Dans le cadre de la nouvelle étude, un essai clinique préliminaire a été effectué afin d’évaluer l’innocuité d’un virus oncolytique baptisé CAN-3110. Il s’agit d’un virus herpès simplex de type 1 modifié (oHSV), précédemment utilisé pour traiter le mélanome métastatique. Mais contrairement aux autres oHSV, CAN-3110 inclut le gène ICP34, habituellement supprimé en raison de son implication dans la prolifération et dans la pathogénicité de l’herpès simplex (HSV-1). De plus, il induit une neurotoxicité chez les souris. Cependant, les chercheurs du BWH estiment qu’il est essentiel au déclenchement d’une réponse immunitaire suffisamment robuste pour s’attaquer aux cellules cancéreuses. Afin de tirer parti de cet aspect, le nouveau oHSV a été conçu de sorte à exprimer une copie du gène sous contrôle transcriptionnel, limitant ainsi sa réplication et préservant les cellules cérébrales saines.

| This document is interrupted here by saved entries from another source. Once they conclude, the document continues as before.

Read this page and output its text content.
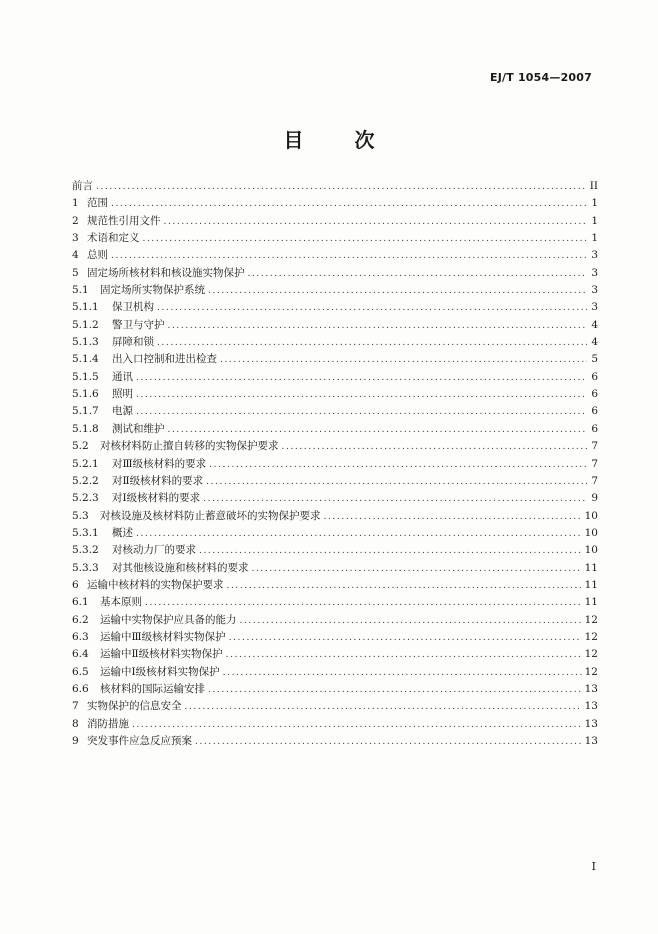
EJ/T 1054—2007
目 次
前言 .....	II
1 范围 .....	1
2 规范性引用文件 .....	1
3 术语和定义 .....	1
4 总则 .....	3
5 固定场所核材料和核设施实物保护 .....	3
5.1	固定场所实物保护系统 .....	3
5.1.1	保卫机构 .....	3
5.1.2	警卫与守护 .....	4
5.1.3	屏障和锁 .....	4
5.1.4	出入口控制和进出检查 .....	5
5.1.5	通讯 .....	6
5.1.6	照明 .....	6
5.1.7	电源 .....	6
5.1.8	测试和维护 .....	6
5.2	对核材料防止擅自转移的实物保护要求 .....	7
5.2.1	对Ⅲ级核材料的要求 .....	7
5.2.2	对Ⅱ级核材料的要求 .....	7
5.2.3	对Ⅰ级核材料的要求 .....	9
5.3	对核设施及核材料防止蓄意破坏的实物保护要求 .....	10
5.3.1	概述 .....	10
5.3.2	对核动力厂的要求 .....	10
5.3.3	对其他核设施和核材料的要求 .....	11
6 运输中核材料的实物保护要求 .....	11
6.1	基本原则 .....	11
6.2	运输中实物保护应具备的能力 .....	12
6.3	运输中Ⅲ级核材料实物保护 .....	12
6.4	运输中Ⅱ级核材料实物保护 .....	12
6.5	运输中Ⅰ级核材料实物保护 .....	12
6.6	核材料的国际运输安排 .....	13
7 实物保护的信息安全 .....	13
8 消防措施 .....	13
9 突发事件应急反应预案 .....	13
I
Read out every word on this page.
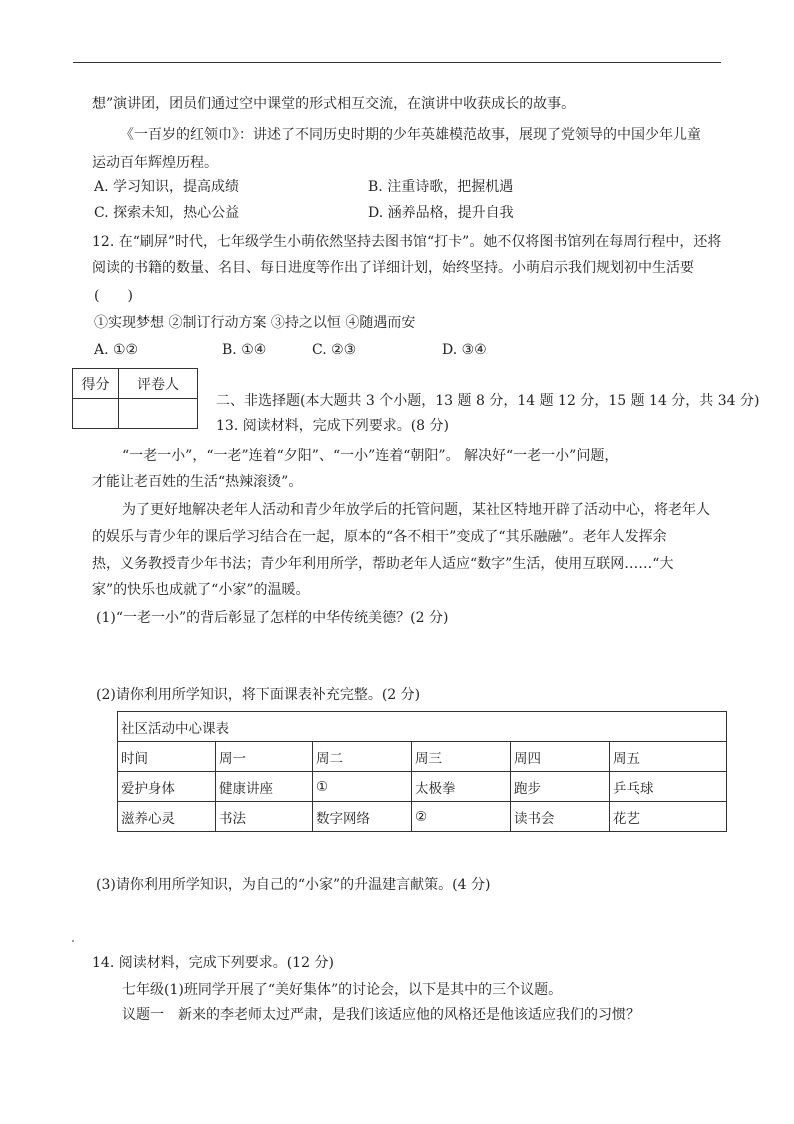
想”演讲团，团员们通过空中课堂的形式相互交流，在演讲中收获成长的故事。
《一百岁的红领巾》：讲述了不同历史时期的少年英雄模范故事，展现了党领导的中国少年儿童
运动百年辉煌历程。
A. 学习知识，提高成绩	B. 注重诗歌，把握机遇
C. 探索未知，热心公益	D. 涵养品格，提升自我
12. 在“刷屏”时代，七年级学生小萌依然坚持去图书馆“打卡”。她不仅将图书馆列在每周行程中，还将
阅读的书籍的数量、名目、每日进度等作出了详细计划，始终坚持。小萌启示我们规划初中生活要
(　　)
①实现梦想 ②制订行动方案 ③持之以恒 ④随遇而安
A. ①②	B. ①④	C. ②③	D. ③④
得分	评卷人

二、非选择题(本大题共 3 个小题，13 题 8 分，14 题 12 分，15 题 14 分，共 34 分)
13. 阅读材料，完成下列要求。(8 分)
“一老一小”，“一老”连着“夕阳”、“一小”连着“朝阳”。 解决好“一老一小”问题，
才能让老百姓的生活“热辣滚烫”。
为了更好地解决老年人活动和青少年放学后的托管问题，某社区特地开辟了活动中心，将老年人
的娱乐与青少年的课后学习结合在一起，原本的“各不相干”变成了“其乐融融”。老年人发挥余
热，义务教授青少年书法；青少年利用所学，帮助老年人适应“数字”生活，使用互联网……“大
家”的快乐也成就了“小家”的温暖。
(1)“一老一小”的背后彰显了怎样的中华传统美德？(2 分)
(2)请你利用所学知识，将下面课表补充完整。(2 分)
社区活动中心课表					
时间	周一	周二	周三	周四	周五
爱护身体	健康讲座	①	太极拳	跑步	乒乓球
滋养心灵	书法	数字网络	②	读书会	花艺
(3)请你利用所学知识，为自己的“小家”的升温建言献策。(4 分)
14. 阅读材料，完成下列要求。(12 分)
七年级(1)班同学开展了“美好集体”的讨论会，以下是其中的三个议题。
议题一　新来的李老师太过严肃，是我们该适应他的风格还是他该适应我们的习惯？
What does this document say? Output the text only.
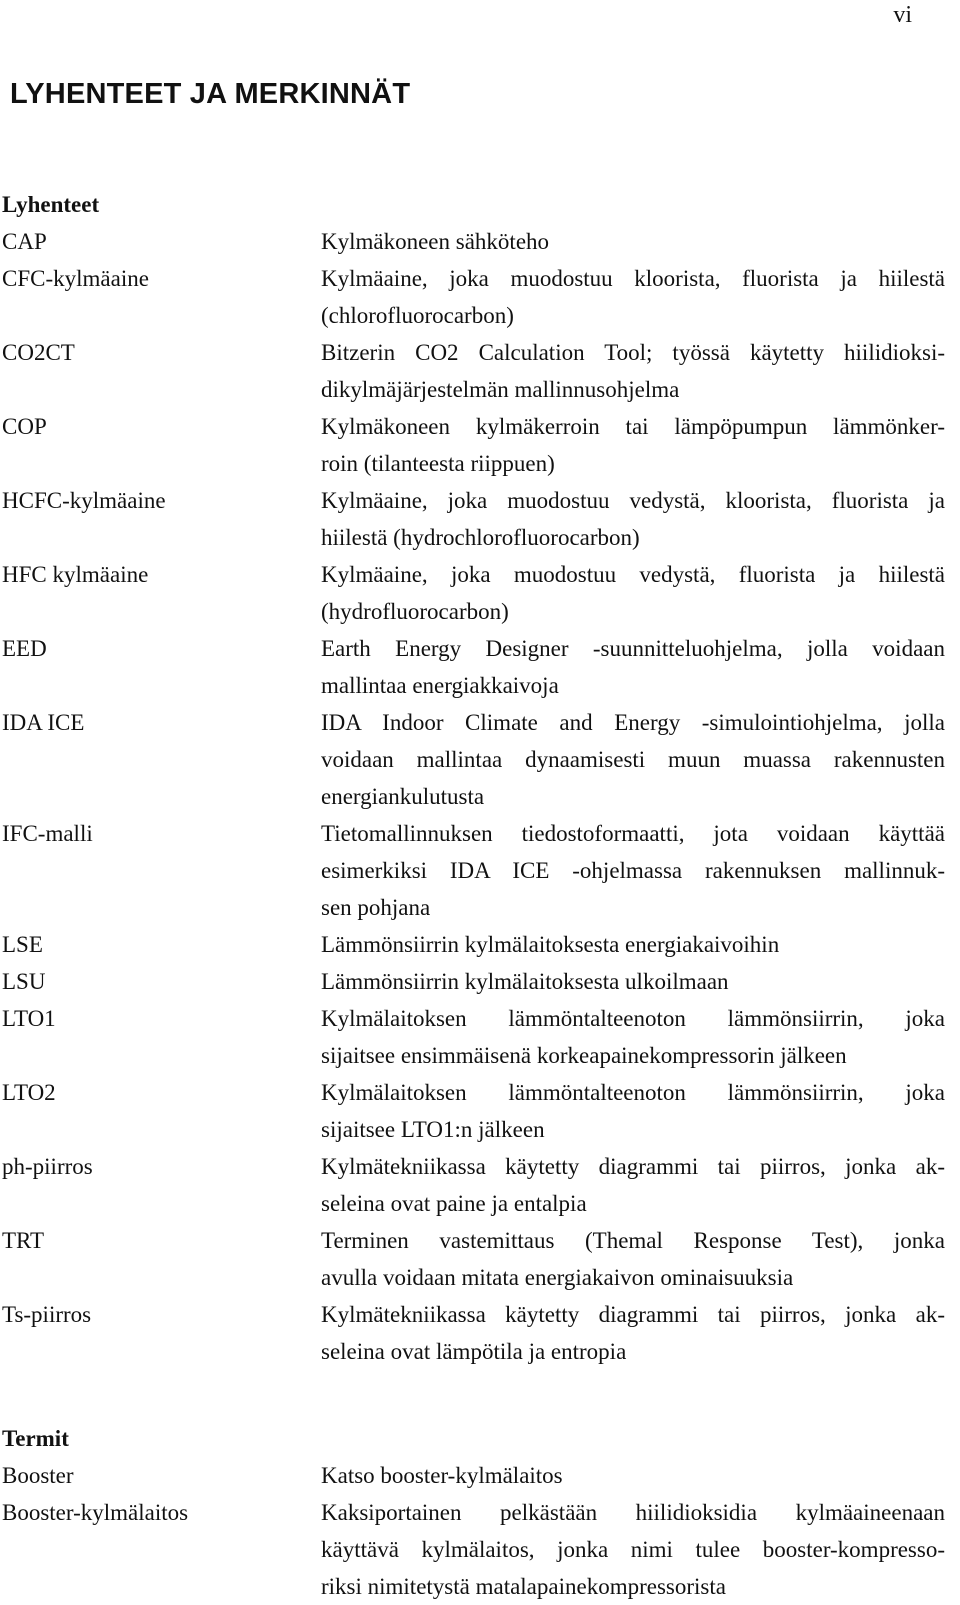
vi
LYHENTEET JA MERKINNÄT
Lyhenteet
CAP	Kylmäkoneen sähköteho
CFC-kylmäaine	Kylmäaine, joka muodostuu kloorista, fluorista ja hiilestä
(chlorofluorocarbon)
CO2CT	Bitzerin CO2 Calculation Tool; työssä käytetty hiilidioksi-
dikylmäjärjestelmän mallinnusohjelma
COP	Kylmäkoneen kylmäkerroin tai lämpöpumpun lämmönker-
roin (tilanteesta riippuen)
HCFC-kylmäaine	Kylmäaine, joka muodostuu vedystä, kloorista, fluorista ja
hiilestä (hydrochlorofluorocarbon)
HFC kylmäaine	Kylmäaine, joka muodostuu vedystä, fluorista ja hiilestä
(hydrofluorocarbon)
EED	Earth Energy Designer -suunnitteluohjelma, jolla voidaan
mallintaa energiakkaivoja
IDA ICE	IDA Indoor Climate and Energy -simulointiohjelma, jolla
voidaan mallintaa dynaamisesti muun muassa rakennusten
energiankulutusta
IFC-malli	Tietomallinnuksen tiedostoformaatti, jota voidaan käyttää
esimerkiksi IDA ICE -ohjelmassa rakennuksen mallinnuk-
sen pohjana
LSE	Lämmönsiirrin kylmälaitoksesta energiakaivoihin
LSU	Lämmönsiirrin kylmälaitoksesta ulkoilmaan
LTO1	Kylmälaitoksen lämmöntalteenoton lämmönsiirrin, joka
sijaitsee ensimmäisenä korkeapainekompressorin jälkeen
LTO2	Kylmälaitoksen lämmöntalteenoton lämmönsiirrin, joka
sijaitsee LTO1:n jälkeen
ph-piirros	Kylmätekniikassa käytetty diagrammi tai piirros, jonka ak-
seleina ovat paine ja entalpia
TRT	Terminen vastemittaus (Themal Response Test), jonka
avulla voidaan mitata energiakaivon ominaisuuksia
Ts-piirros	Kylmätekniikassa käytetty diagrammi tai piirros, jonka ak-
seleina ovat lämpötila ja entropia
Termit
Booster	Katso booster-kylmälaitos
Booster-kylmälaitos	Kaksiportainen pelkästään hiilidioksidia kylmäaineenaan
käyttävä kylmälaitos, jonka nimi tulee booster-kompresso-
riksi nimitetystä matalapainekompressorista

Dans le cadre de l’essai, 41 patients souffrant de HGG ont été recrutés, dont 32 étaient atteints de rGBM. Les résultats ont révélé que les plus graves effets indésirables se manifestaient sous la forme de convulsions et ont affecté deux participants. Après le traitement par CAN-3110, une augmentation de la diversité des lymphocytes T a été observée chez l’ensemble des volontaires. Cela signifierait que le virus induit une réponse immunitaire à large spectre potentiellement susceptible de reconnaître les antigènes tumoraux. Ces changements étaient également associés à une survie améliorée. « Presque aucune immunothérapie contre le GBM n’a été capable d’augmenter l’infiltration immunitaire de ces tumeurs, mais le virus étudié ici a provoqué une réponse immunitaire très réactive avec l’infiltration de lymphocytes T tueurs de tumeurs », explique Chiocca.
Par ailleurs, la présence d’anticorps préexistants contre le HSV-1 a amélioré la survie globale médiane chez les patients rGBM, la faisant passer à 14,2 mois au lieu de 7.8 mois. Ces anticorps ont notamment été associés à plusieurs marqueurs de changements liés à l’activation immunitaire dans le microenvironnement tumoral. Cela suggère que leur présence préalable entraîne une réponse immunitaire rapide amenant des niveaux élevés de cellules infiltrées et d’inflammation.
Ces résultats ont été obtenus avec une seule dose de traitement. En prochaine étape, les chercheurs comptent augmenter le dosage avec 6 injections réparties sur 4 mois. À l’instar des rappels de vaccin, cela pourrait augmenter l’efficacité de la thérapie. D’autre part, les détails concernant l’efficacité et les différences entre les patients possédant des anticorps HSV-1 et ceux qui n’en possédaient pas seront également explorés plus avant.